I used to model for figure drawing classes in college. I try to keep that on the down low because I’m a teacher and I don’t want to cause scandal or anything ridiculous, but I think the thing about turning 30 is you gradually stop caring so much what other people think and are willing to take more risks. You start to really live. The art teacher at school is teaching a PG version of figure drawing (read: clothed) and she expressed in the lounge that she was having a hard time finding people to come and pose for her. I naturally volunteered. While I was sitting there, in front of my students, with my most colorful and patterned dress, an overwhelming sense of familiarity came over me. I smiled watching her go around, making suggestions. I thought of all the years and different times I’d posed before, and how such an unexpected and curious skill has come in handy, even in a small Christian private school in Korea. And it hit me: Everything in life has led up to this life here, in Korea.

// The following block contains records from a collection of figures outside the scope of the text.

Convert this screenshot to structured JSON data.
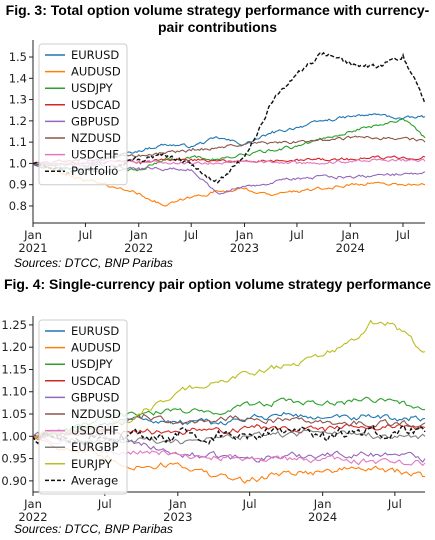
{
  "figures": [
    {
      "title": "Fig. 3: Total option volume strategy performance with currency-pair contributions",
      "source": "Sources: DTCC, BNP Paribas"
    },
    {
      "title": "Fig. 4: Single-currency pair option volume strategy performance",
      "source": "Sources: DTCC, BNP Paribas"
    }
  ],
  "chart_data": [
    {
      "type": "line",
      "title": "Fig. 3: Total option volume strategy performance with currency-pair contributions",
      "x_range": [
        "2021-01-01",
        "2024-09-15"
      ],
      "ylim": [
        0.72,
        1.58
      ],
      "yticks": [
        "0.8",
        "0.9",
        "1.0",
        "1.1",
        "1.2",
        "1.3",
        "1.4",
        "1.5"
      ],
      "xticks": [
        {
          "date": "2021-01-01",
          "label": "Jan\n2021"
        },
        {
          "date": "2021-07-01",
          "label": "Jul"
        },
        {
          "date": "2022-01-01",
          "label": "Jan\n2022"
        },
        {
          "date": "2022-07-01",
          "label": "Jul"
        },
        {
          "date": "2023-01-01",
          "label": "Jan\n2023"
        },
        {
          "date": "2023-07-01",
          "label": "Jul"
        },
        {
          "date": "2024-01-01",
          "label": "Jan\n2024"
        },
        {
          "date": "2024-07-01",
          "label": "Jul"
        }
      ],
      "legend_position": "top-left",
      "grid": false,
      "series": [
        {
          "name": "EURUSD",
          "color": "#1f77b4",
          "dash": false,
          "points": [
            [
              "2021-01-01",
              1.0
            ],
            [
              "2021-04-01",
              0.97
            ],
            [
              "2021-07-01",
              0.99
            ],
            [
              "2021-10-01",
              1.03
            ],
            [
              "2022-01-01",
              1.06
            ],
            [
              "2022-04-01",
              1.09
            ],
            [
              "2022-07-01",
              1.08
            ],
            [
              "2022-10-01",
              1.12
            ],
            [
              "2023-01-01",
              1.09
            ],
            [
              "2023-04-01",
              1.14
            ],
            [
              "2023-07-01",
              1.17
            ],
            [
              "2023-10-01",
              1.2
            ],
            [
              "2024-01-01",
              1.22
            ],
            [
              "2024-04-01",
              1.23
            ],
            [
              "2024-07-01",
              1.21
            ],
            [
              "2024-09-15",
              1.22
            ]
          ]
        },
        {
          "name": "AUDUSD",
          "color": "#ff7f0e",
          "dash": false,
          "points": [
            [
              "2021-01-01",
              1.0
            ],
            [
              "2021-04-01",
              0.96
            ],
            [
              "2021-07-01",
              0.92
            ],
            [
              "2021-10-01",
              0.89
            ],
            [
              "2022-01-01",
              0.86
            ],
            [
              "2022-04-01",
              0.8
            ],
            [
              "2022-07-01",
              0.84
            ],
            [
              "2022-10-01",
              0.87
            ],
            [
              "2023-01-01",
              0.88
            ],
            [
              "2023-04-01",
              0.85
            ],
            [
              "2023-07-01",
              0.87
            ],
            [
              "2023-10-01",
              0.88
            ],
            [
              "2024-01-01",
              0.9
            ],
            [
              "2024-04-01",
              0.91
            ],
            [
              "2024-07-01",
              0.9
            ],
            [
              "2024-09-15",
              0.9
            ]
          ]
        },
        {
          "name": "USDJPY",
          "color": "#2ca02c",
          "dash": false,
          "points": [
            [
              "2021-01-01",
              1.0
            ],
            [
              "2021-04-01",
              0.98
            ],
            [
              "2021-07-01",
              0.97
            ],
            [
              "2021-10-01",
              0.96
            ],
            [
              "2022-01-01",
              0.97
            ],
            [
              "2022-04-01",
              1.02
            ],
            [
              "2022-07-01",
              1.03
            ],
            [
              "2022-10-01",
              1.02
            ],
            [
              "2023-01-01",
              1.04
            ],
            [
              "2023-04-01",
              1.06
            ],
            [
              "2023-07-01",
              1.08
            ],
            [
              "2023-10-01",
              1.12
            ],
            [
              "2024-01-01",
              1.15
            ],
            [
              "2024-04-01",
              1.18
            ],
            [
              "2024-07-01",
              1.21
            ],
            [
              "2024-09-15",
              1.12
            ]
          ]
        },
        {
          "name": "USDCAD",
          "color": "#d62728",
          "dash": false,
          "points": [
            [
              "2021-01-01",
              1.0
            ],
            [
              "2021-07-01",
              1.0
            ],
            [
              "2022-01-01",
              1.01
            ],
            [
              "2022-07-01",
              1.02
            ],
            [
              "2023-01-01",
              1.01
            ],
            [
              "2023-07-01",
              1.02
            ],
            [
              "2024-01-01",
              1.02
            ],
            [
              "2024-07-01",
              1.03
            ],
            [
              "2024-09-15",
              1.03
            ]
          ]
        },
        {
          "name": "GBPUSD",
          "color": "#9467bd",
          "dash": false,
          "points": [
            [
              "2021-01-01",
              1.0
            ],
            [
              "2021-07-01",
              0.99
            ],
            [
              "2022-01-01",
              0.98
            ],
            [
              "2022-07-01",
              0.97
            ],
            [
              "2022-10-01",
              0.86
            ],
            [
              "2023-01-01",
              0.89
            ],
            [
              "2023-07-01",
              0.93
            ],
            [
              "2024-01-01",
              0.94
            ],
            [
              "2024-07-01",
              0.95
            ],
            [
              "2024-09-15",
              0.96
            ]
          ]
        },
        {
          "name": "NZDUSD",
          "color": "#8c564b",
          "dash": false,
          "points": [
            [
              "2021-01-01",
              1.0
            ],
            [
              "2021-07-01",
              1.02
            ],
            [
              "2022-01-01",
              1.04
            ],
            [
              "2022-07-01",
              1.06
            ],
            [
              "2023-01-01",
              1.09
            ],
            [
              "2023-07-01",
              1.1
            ],
            [
              "2024-01-01",
              1.12
            ],
            [
              "2024-07-01",
              1.12
            ],
            [
              "2024-09-15",
              1.1
            ]
          ]
        },
        {
          "name": "USDCHF",
          "color": "#e377c2",
          "dash": false,
          "points": [
            [
              "2021-01-01",
              1.0
            ],
            [
              "2021-07-01",
              1.0
            ],
            [
              "2022-01-01",
              1.01
            ],
            [
              "2022-07-01",
              1.0
            ],
            [
              "2023-01-01",
              1.01
            ],
            [
              "2023-07-01",
              1.0
            ],
            [
              "2024-01-01",
              1.01
            ],
            [
              "2024-07-01",
              1.02
            ],
            [
              "2024-09-15",
              1.01
            ]
          ]
        },
        {
          "name": "Portfolio",
          "color": "#111111",
          "dash": true,
          "points": [
            [
              "2021-01-01",
              1.0
            ],
            [
              "2021-04-01",
              0.97
            ],
            [
              "2021-07-01",
              0.95
            ],
            [
              "2021-10-01",
              0.97
            ],
            [
              "2022-01-01",
              1.02
            ],
            [
              "2022-04-01",
              1.04
            ],
            [
              "2022-07-01",
              0.99
            ],
            [
              "2022-10-01",
              0.91
            ],
            [
              "2023-01-01",
              1.03
            ],
            [
              "2023-04-01",
              1.28
            ],
            [
              "2023-07-01",
              1.42
            ],
            [
              "2023-10-01",
              1.52
            ],
            [
              "2024-01-01",
              1.47
            ],
            [
              "2024-04-01",
              1.45
            ],
            [
              "2024-07-01",
              1.51
            ],
            [
              "2024-09-15",
              1.28
            ]
          ]
        }
      ]
    },
    {
      "type": "line",
      "title": "Fig. 4: Single-currency pair option volume strategy performance",
      "x_range": [
        "2022-01-01",
        "2024-09-15"
      ],
      "ylim": [
        0.875,
        1.27
      ],
      "yticks": [
        "0.90",
        "0.95",
        "1.00",
        "1.05",
        "1.10",
        "1.15",
        "1.20",
        "1.25"
      ],
      "xticks": [
        {
          "date": "2022-01-01",
          "label": "Jan\n2022"
        },
        {
          "date": "2022-07-01",
          "label": "Jul"
        },
        {
          "date": "2023-01-01",
          "label": "Jan\n2023"
        },
        {
          "date": "2023-07-01",
          "label": "Jul"
        },
        {
          "date": "2024-01-01",
          "label": "Jan\n2024"
        },
        {
          "date": "2024-07-01",
          "label": "Jul"
        }
      ],
      "legend_position": "top-left",
      "grid": false,
      "series": [
        {
          "name": "EURUSD",
          "color": "#1f77b4",
          "dash": false,
          "points": [
            [
              "2022-01-01",
              1.0
            ],
            [
              "2022-04-01",
              1.01
            ],
            [
              "2022-07-01",
              1.03
            ],
            [
              "2022-10-01",
              1.04
            ],
            [
              "2023-01-01",
              1.03
            ],
            [
              "2023-04-01",
              1.03
            ],
            [
              "2023-07-01",
              1.04
            ],
            [
              "2023-10-01",
              1.05
            ],
            [
              "2024-01-01",
              1.04
            ],
            [
              "2024-04-01",
              1.04
            ],
            [
              "2024-07-01",
              1.04
            ],
            [
              "2024-09-15",
              1.04
            ]
          ]
        },
        {
          "name": "AUDUSD",
          "color": "#ff7f0e",
          "dash": false,
          "points": [
            [
              "2022-01-01",
              1.0
            ],
            [
              "2022-04-01",
              0.97
            ],
            [
              "2022-07-01",
              0.95
            ],
            [
              "2022-10-01",
              0.93
            ],
            [
              "2023-01-01",
              0.94
            ],
            [
              "2023-04-01",
              0.91
            ],
            [
              "2023-07-01",
              0.9
            ],
            [
              "2023-10-01",
              0.92
            ],
            [
              "2024-01-01",
              0.92
            ],
            [
              "2024-04-01",
              0.93
            ],
            [
              "2024-07-01",
              0.92
            ],
            [
              "2024-09-15",
              0.91
            ]
          ]
        },
        {
          "name": "USDJPY",
          "color": "#2ca02c",
          "dash": false,
          "points": [
            [
              "2022-01-01",
              1.0
            ],
            [
              "2022-04-01",
              1.01
            ],
            [
              "2022-07-01",
              1.04
            ],
            [
              "2022-10-01",
              1.05
            ],
            [
              "2023-01-01",
              1.06
            ],
            [
              "2023-04-01",
              1.05
            ],
            [
              "2023-07-01",
              1.07
            ],
            [
              "2023-10-01",
              1.08
            ],
            [
              "2024-01-01",
              1.07
            ],
            [
              "2024-04-01",
              1.08
            ],
            [
              "2024-07-01",
              1.08
            ],
            [
              "2024-09-15",
              1.06
            ]
          ]
        },
        {
          "name": "USDCAD",
          "color": "#d62728",
          "dash": false,
          "points": [
            [
              "2022-01-01",
              1.0
            ],
            [
              "2022-07-01",
              1.01
            ],
            [
              "2023-01-01",
              1.01
            ],
            [
              "2023-07-01",
              1.02
            ],
            [
              "2024-01-01",
              1.02
            ],
            [
              "2024-07-01",
              1.02
            ],
            [
              "2024-09-15",
              1.02
            ]
          ]
        },
        {
          "name": "GBPUSD",
          "color": "#9467bd",
          "dash": false,
          "points": [
            [
              "2022-01-01",
              1.0
            ],
            [
              "2022-04-01",
              1.01
            ],
            [
              "2022-07-01",
              1.0
            ],
            [
              "2022-10-01",
              0.98
            ],
            [
              "2023-01-01",
              0.96
            ],
            [
              "2023-07-01",
              0.95
            ],
            [
              "2024-01-01",
              0.96
            ],
            [
              "2024-07-01",
              0.96
            ],
            [
              "2024-09-15",
              0.95
            ]
          ]
        },
        {
          "name": "NZDUSD",
          "color": "#8c564b",
          "dash": false,
          "points": [
            [
              "2022-01-01",
              1.0
            ],
            [
              "2022-07-01",
              1.02
            ],
            [
              "2022-10-01",
              1.04
            ],
            [
              "2023-01-01",
              1.03
            ],
            [
              "2023-07-01",
              1.04
            ],
            [
              "2024-01-01",
              1.03
            ],
            [
              "2024-07-01",
              1.03
            ],
            [
              "2024-09-15",
              1.03
            ]
          ]
        },
        {
          "name": "USDCHF",
          "color": "#e377c2",
          "dash": false,
          "points": [
            [
              "2022-01-01",
              1.0
            ],
            [
              "2022-07-01",
              0.97
            ],
            [
              "2023-01-01",
              0.96
            ],
            [
              "2023-07-01",
              0.95
            ],
            [
              "2024-01-01",
              0.95
            ],
            [
              "2024-07-01",
              0.94
            ],
            [
              "2024-09-15",
              0.94
            ]
          ]
        },
        {
          "name": "EURGBP",
          "color": "#7f7f7f",
          "dash": false,
          "points": [
            [
              "2022-01-01",
              1.0
            ],
            [
              "2022-07-01",
              0.99
            ],
            [
              "2023-01-01",
              0.99
            ],
            [
              "2023-07-01",
              1.0
            ],
            [
              "2024-01-01",
              1.01
            ],
            [
              "2024-07-01",
              1.0
            ],
            [
              "2024-09-15",
              1.0
            ]
          ]
        },
        {
          "name": "EURJPY",
          "color": "#bcbd22",
          "dash": false,
          "points": [
            [
              "2022-01-01",
              1.0
            ],
            [
              "2022-04-01",
              1.01
            ],
            [
              "2022-07-01",
              1.02
            ],
            [
              "2022-10-01",
              1.05
            ],
            [
              "2023-01-01",
              1.1
            ],
            [
              "2023-04-01",
              1.12
            ],
            [
              "2023-07-01",
              1.14
            ],
            [
              "2023-10-01",
              1.16
            ],
            [
              "2024-01-01",
              1.18
            ],
            [
              "2024-04-01",
              1.22
            ],
            [
              "2024-05-01",
              1.26
            ],
            [
              "2024-07-01",
              1.25
            ],
            [
              "2024-09-15",
              1.19
            ]
          ]
        },
        {
          "name": "Average",
          "color": "#111111",
          "dash": true,
          "points": [
            [
              "2022-01-01",
              1.0
            ],
            [
              "2022-07-01",
              0.995
            ],
            [
              "2023-01-01",
              1.0
            ],
            [
              "2023-07-01",
              1.005
            ],
            [
              "2024-01-01",
              1.01
            ],
            [
              "2024-07-01",
              1.01
            ],
            [
              "2024-09-15",
              1.01
            ]
          ]
        }
      ]
    }
  ]
}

I turn 30 on Friday, and I’ve never felt better about my age. I’m exactly where I should be. A friend of mine and I are going to Wonju, a town southeast of Seoul to try some Texas style BBQ (supposedly the best in all of Korea, or Asia, maybe) and I’m throwing a Chili Bar Party on Saturday. I would so love to have a good man by my side to celebrate this big milestone birthday, but only if he can keep up. I’m fortunate enough to have my friends (and chosen family) here instead. I guess I’ll keep on marchin’ on.